Marquée par les poètes anglo-saxons, Sylvia Plath au premier rang, par les Russes et du côté grec par l'immense Karoùzos, Katerìna Anghelàki-Rooke gêne les historiens littéraires : elle a publié trop tôt pour appartenir à la «génération de 70», mais c'est à l'idiome de ses cadets que le sien ressemble le plus, par un certain dosage d'abrupt et de fluidité, d'obscurité et de transparence. En fait cette poésie n'a pas d'âge. Malgré les souffrances dont elle se fait l'écho, et la mélancolie dont peu à peu elle se voile, elle a de bonnes chances de rester toujours jeune et fraîche.

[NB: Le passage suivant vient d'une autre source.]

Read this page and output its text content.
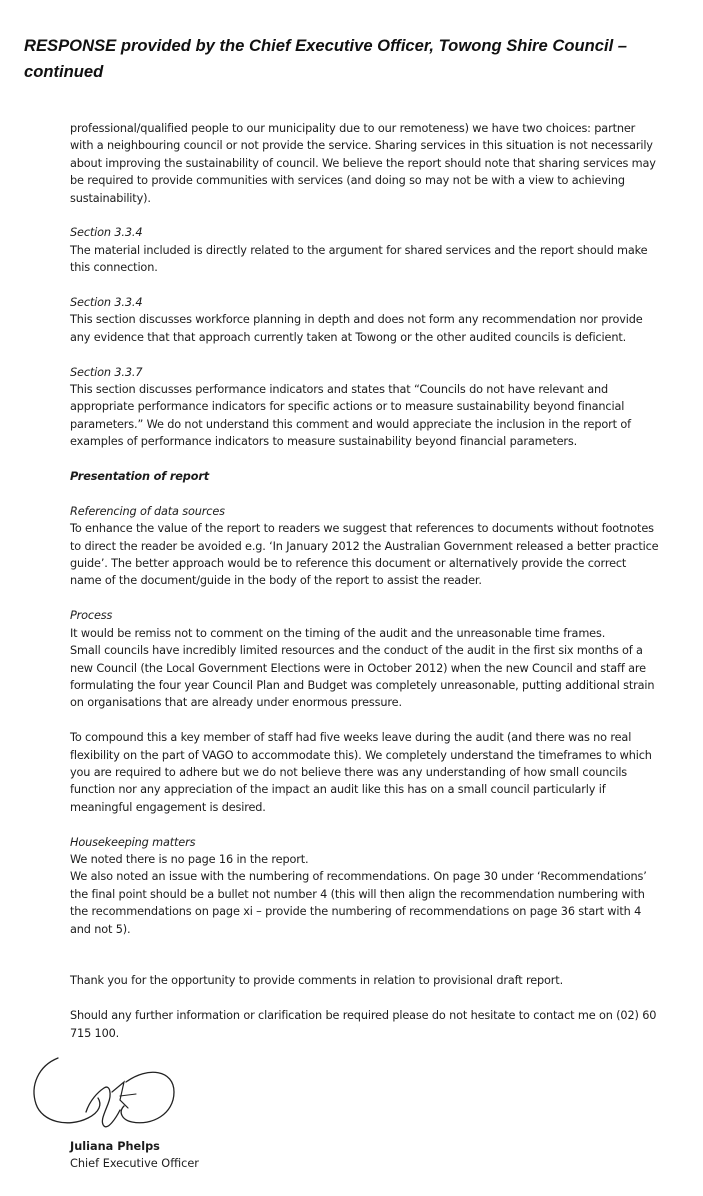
RESPONSE provided by the Chief Executive Officer, Towong Shire Council – continued

professional/qualified people to our municipality due to our remoteness) we have two choices: partner

with a neighbouring council or not provide the service. Sharing services in this situation is not necessarily

about improving the sustainability of council. We believe the report should note that sharing services may

be required to provide communities with services (and doing so may not be with a view to achieving

sustainability).

Section 3.3.4

The material included is directly related to the argument for shared services and the report should make

this connection.

Section 3.3.4

This section discusses workforce planning in depth and does not form any recommendation nor provide

any evidence that that approach currently taken at Towong or the other audited councils is deficient.

Section 3.3.7

This section discusses performance indicators and states that “Councils do not have relevant and

appropriate performance indicators for specific actions or to measure sustainability beyond financial

parameters.” We do not understand this comment and would appreciate the inclusion in the report of

examples of performance indicators to measure sustainability beyond financial parameters.

Presentation of report

Referencing of data sources

To enhance the value of the report to readers we suggest that references to documents without footnotes

to direct the reader be avoided e.g. ‘In January 2012 the Australian Government released a better practice

guide’. The better approach would be to reference this document or alternatively provide the correct

name of the document/guide in the body of the report to assist the reader.

Process

It would be remiss not to comment on the timing of the audit and the unreasonable time frames.

Small councils have incredibly limited resources and the conduct of the audit in the first six months of a

new Council (the Local Government Elections were in October 2012) when the new Council and staff are

formulating the four year Council Plan and Budget was completely unreasonable, putting additional strain

on organisations that are already under enormous pressure.

To compound this a key member of staff had five weeks leave during the audit (and there was no real

flexibility on the part of VAGO to accommodate this). We completely understand the timeframes to which

you are required to adhere but we do not believe there was any understanding of how small councils

function nor any appreciation of the impact an audit like this has on a small council particularly if

meaningful engagement is desired.

Housekeeping matters

We noted there is no page 16 in the report.

We also noted an issue with the numbering of recommendations. On page 30 under ‘Recommendations’

the final point should be a bullet not number 4 (this will then align the recommendation numbering with

the recommendations on page xi – provide the numbering of recommendations on page 36 start with 4

and not 5).

Thank you for the opportunity to provide comments in relation to provisional draft report.

Should any further information or clarification be required please do not hesitate to contact me on (02) 60

715 100.

Juliana Phelps

Chief Executive Officer
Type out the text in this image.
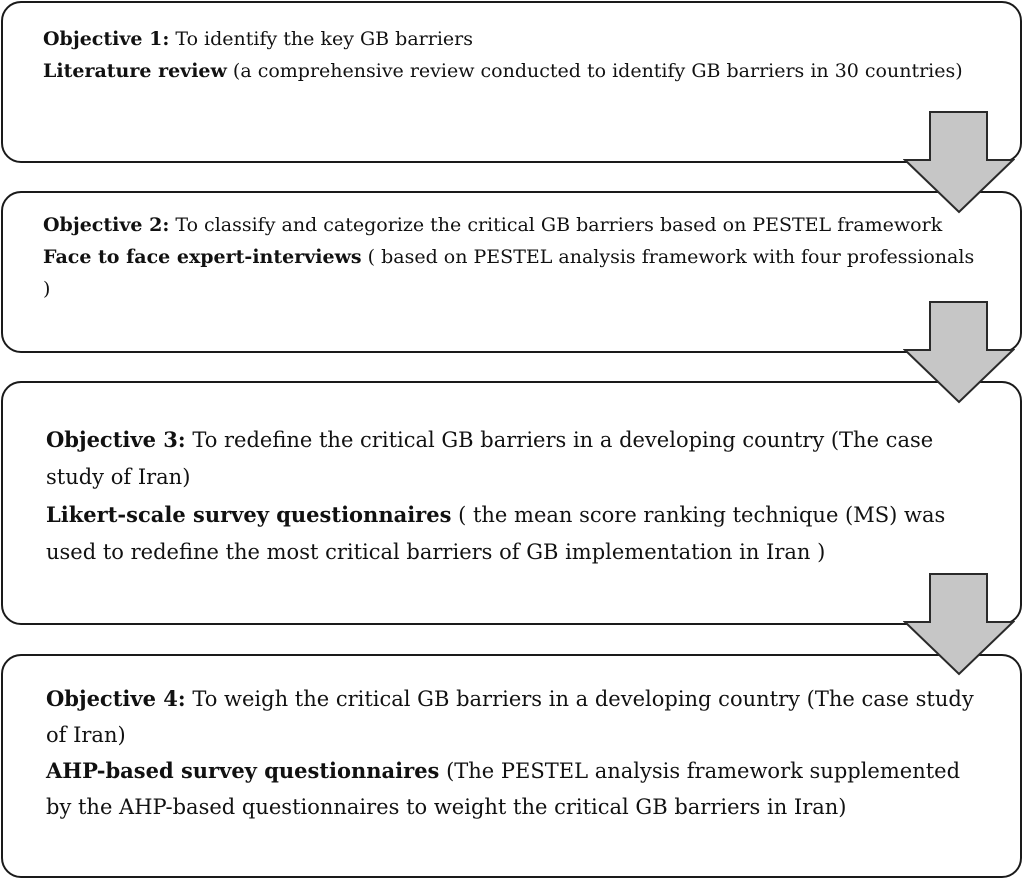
Objective 1: To identify the key GB barriers

Literature review (a comprehensive review conducted to identify GB barriers in 30 countries)

Objective 2: To classify and categorize the critical GB barriers based on PESTEL framework

Face to face expert-interviews ( based on PESTEL analysis framework with four professionals )

Objective 3: To redefine the critical GB barriers in a developing country (The case study of Iran)

Likert-scale survey questionnaires ( the mean score ranking technique (MS) was used to redefine the most critical barriers of GB implementation in Iran )

Objective 4: To weigh the critical GB barriers in a developing country (The case study of Iran)

AHP-based survey questionnaires (The PESTEL analysis framework supplemented by the AHP-based questionnaires to weight the critical GB barriers in Iran)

Née à Athènes en 1939, elle a publié onze recueils de poèmes : Loups et nuages (1963), Poèmes 63-69 (1971), Marie-Madeleine, grand mammifère (1973), Les papiers dispersés de Pénélope (1977), Le triomphe de la perte constante (1978), Amour contraire (1982), Les prétendants (1984), Vent épilogue (1990), Nature vide (1993), La chair beau désert (1995), Lypiou (1995), La matière seule (2001) et La fin traduite en amour de la vie (2003).
Elle a traduit notamment D. Thomas, S. Heaney, Pouchkine, Lermontov, V. Maïakovski, V. Voznessenski.